Giants fall all the time. In an earlier item today I mentioned one such fallen giant, the playwright Arthur Miller.

Computing also has giants, and we're all diminished when one of them falls. As Jef Raskin has fallen.

Jef, who died of cancer recently at 61, will be remembered as the "father of the Macintosh." He gave the project its name, and he pushed it within Apple.

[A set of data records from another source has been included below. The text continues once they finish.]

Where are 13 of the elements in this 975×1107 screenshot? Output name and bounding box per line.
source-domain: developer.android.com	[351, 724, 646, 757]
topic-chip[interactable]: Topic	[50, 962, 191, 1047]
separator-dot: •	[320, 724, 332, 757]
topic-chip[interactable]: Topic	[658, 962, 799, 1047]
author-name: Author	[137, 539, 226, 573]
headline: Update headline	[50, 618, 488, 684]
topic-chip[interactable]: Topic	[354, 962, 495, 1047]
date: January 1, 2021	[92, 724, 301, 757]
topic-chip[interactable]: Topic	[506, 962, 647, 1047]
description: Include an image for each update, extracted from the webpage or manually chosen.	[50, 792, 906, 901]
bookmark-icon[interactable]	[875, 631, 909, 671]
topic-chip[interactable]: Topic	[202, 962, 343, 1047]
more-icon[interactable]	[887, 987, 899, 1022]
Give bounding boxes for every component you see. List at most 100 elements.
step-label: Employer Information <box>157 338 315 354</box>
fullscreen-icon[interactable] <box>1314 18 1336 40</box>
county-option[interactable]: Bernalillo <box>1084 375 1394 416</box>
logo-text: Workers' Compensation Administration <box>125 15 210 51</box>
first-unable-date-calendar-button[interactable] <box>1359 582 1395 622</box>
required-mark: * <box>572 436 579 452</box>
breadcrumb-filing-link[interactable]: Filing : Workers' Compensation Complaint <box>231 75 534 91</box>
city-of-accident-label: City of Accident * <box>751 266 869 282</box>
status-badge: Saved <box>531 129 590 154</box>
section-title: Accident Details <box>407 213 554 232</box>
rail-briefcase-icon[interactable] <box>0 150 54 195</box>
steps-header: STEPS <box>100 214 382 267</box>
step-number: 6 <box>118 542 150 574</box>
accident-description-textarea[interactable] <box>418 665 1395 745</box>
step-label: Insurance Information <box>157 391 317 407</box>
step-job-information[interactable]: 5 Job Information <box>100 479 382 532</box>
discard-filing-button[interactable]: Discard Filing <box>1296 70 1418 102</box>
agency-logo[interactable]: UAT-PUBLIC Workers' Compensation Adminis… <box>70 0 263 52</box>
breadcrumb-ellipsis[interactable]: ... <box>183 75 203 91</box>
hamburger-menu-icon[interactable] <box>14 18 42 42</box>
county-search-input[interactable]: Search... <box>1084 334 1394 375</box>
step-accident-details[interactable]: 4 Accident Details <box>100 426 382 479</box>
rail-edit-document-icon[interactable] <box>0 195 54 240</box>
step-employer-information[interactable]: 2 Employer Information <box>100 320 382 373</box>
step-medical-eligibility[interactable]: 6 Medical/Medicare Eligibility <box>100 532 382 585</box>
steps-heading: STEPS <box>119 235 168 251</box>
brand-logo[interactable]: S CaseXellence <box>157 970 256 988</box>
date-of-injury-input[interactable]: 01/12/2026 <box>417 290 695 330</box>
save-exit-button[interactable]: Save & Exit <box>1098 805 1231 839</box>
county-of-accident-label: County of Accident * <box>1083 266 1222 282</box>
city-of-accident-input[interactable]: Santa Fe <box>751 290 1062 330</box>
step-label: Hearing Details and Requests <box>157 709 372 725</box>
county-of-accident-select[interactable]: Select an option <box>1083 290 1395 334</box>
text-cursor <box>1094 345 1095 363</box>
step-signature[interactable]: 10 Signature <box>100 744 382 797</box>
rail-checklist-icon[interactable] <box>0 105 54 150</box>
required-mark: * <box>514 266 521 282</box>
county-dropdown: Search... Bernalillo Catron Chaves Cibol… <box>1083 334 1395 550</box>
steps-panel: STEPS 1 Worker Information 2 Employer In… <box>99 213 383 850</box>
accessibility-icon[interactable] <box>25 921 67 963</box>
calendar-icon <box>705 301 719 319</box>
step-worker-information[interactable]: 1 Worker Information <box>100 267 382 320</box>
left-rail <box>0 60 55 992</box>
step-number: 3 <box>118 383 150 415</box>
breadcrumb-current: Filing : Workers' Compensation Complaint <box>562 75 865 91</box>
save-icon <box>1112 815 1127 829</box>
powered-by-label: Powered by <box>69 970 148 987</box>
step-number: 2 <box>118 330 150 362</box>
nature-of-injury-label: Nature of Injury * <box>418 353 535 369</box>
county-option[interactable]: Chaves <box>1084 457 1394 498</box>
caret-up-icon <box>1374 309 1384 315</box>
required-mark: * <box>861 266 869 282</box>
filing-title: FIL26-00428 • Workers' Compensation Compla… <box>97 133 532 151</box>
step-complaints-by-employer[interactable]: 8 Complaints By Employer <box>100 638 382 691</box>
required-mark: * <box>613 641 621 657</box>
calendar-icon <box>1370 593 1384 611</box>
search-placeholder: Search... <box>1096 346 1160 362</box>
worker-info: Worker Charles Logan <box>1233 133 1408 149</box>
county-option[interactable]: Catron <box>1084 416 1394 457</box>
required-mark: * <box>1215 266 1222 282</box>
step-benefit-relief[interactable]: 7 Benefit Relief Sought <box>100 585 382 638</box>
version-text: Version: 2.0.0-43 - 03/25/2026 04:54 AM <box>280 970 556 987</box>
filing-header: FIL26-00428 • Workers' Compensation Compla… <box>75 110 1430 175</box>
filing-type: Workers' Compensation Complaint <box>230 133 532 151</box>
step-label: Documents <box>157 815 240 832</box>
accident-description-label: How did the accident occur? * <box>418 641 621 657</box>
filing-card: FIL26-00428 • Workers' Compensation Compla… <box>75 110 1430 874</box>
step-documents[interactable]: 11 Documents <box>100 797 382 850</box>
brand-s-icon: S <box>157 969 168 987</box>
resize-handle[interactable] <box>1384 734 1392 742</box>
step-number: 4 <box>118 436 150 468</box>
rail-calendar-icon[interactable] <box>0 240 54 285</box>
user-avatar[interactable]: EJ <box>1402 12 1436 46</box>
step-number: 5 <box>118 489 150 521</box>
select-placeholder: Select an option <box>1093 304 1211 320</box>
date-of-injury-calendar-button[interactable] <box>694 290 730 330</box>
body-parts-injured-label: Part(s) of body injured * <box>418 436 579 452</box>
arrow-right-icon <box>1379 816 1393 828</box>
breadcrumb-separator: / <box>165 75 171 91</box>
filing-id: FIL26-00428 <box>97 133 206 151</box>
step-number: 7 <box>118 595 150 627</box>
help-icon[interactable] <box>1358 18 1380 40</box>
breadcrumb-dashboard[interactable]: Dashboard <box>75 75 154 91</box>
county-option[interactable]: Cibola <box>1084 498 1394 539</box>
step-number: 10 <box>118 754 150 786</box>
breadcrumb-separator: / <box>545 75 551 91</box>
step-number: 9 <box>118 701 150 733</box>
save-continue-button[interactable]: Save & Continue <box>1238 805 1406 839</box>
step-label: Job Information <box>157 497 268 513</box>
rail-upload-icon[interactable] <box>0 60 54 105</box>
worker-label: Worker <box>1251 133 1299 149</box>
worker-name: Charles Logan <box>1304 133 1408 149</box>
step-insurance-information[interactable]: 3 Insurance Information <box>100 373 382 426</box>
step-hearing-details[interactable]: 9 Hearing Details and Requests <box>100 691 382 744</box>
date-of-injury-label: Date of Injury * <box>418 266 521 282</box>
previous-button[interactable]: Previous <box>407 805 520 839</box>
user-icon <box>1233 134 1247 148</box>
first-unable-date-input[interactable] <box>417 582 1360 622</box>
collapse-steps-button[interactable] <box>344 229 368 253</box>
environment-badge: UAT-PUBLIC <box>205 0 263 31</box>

But he was much, much more.

Jef was a great example of intellectual restlessness. He was what some call "a mensch." At his death he was working on Archy, another revolutionary user interface, previously called The Humane Environment. That work will now be carried on by his son, Aza.

I cannot imagine a better legacy than such a son. For people in computing, some remarks Aza gave Ubiquity should be a eulogy we should all strive for:

What makes Jef unique is his inability to accept the status quo. When something does not make sense to him — whether it be in computer science, mathematics or musicology — he presses until he either understands why it is the way it is, or until he knows enough to realize that it is wrong. This is how he was able to formulate the ideology behind the Macintosh: That computers should make tasks easy for people, not the other way round. Jef's talent is in realizing when something is flawed, challenging it, and inventing something that's significantly better. His genius is being able to generalize his inspirations and create a rigorous theoretical framework in which he situates his inventions.

Rest in peace, Jef. God bless your memory. And God bless Aza as well.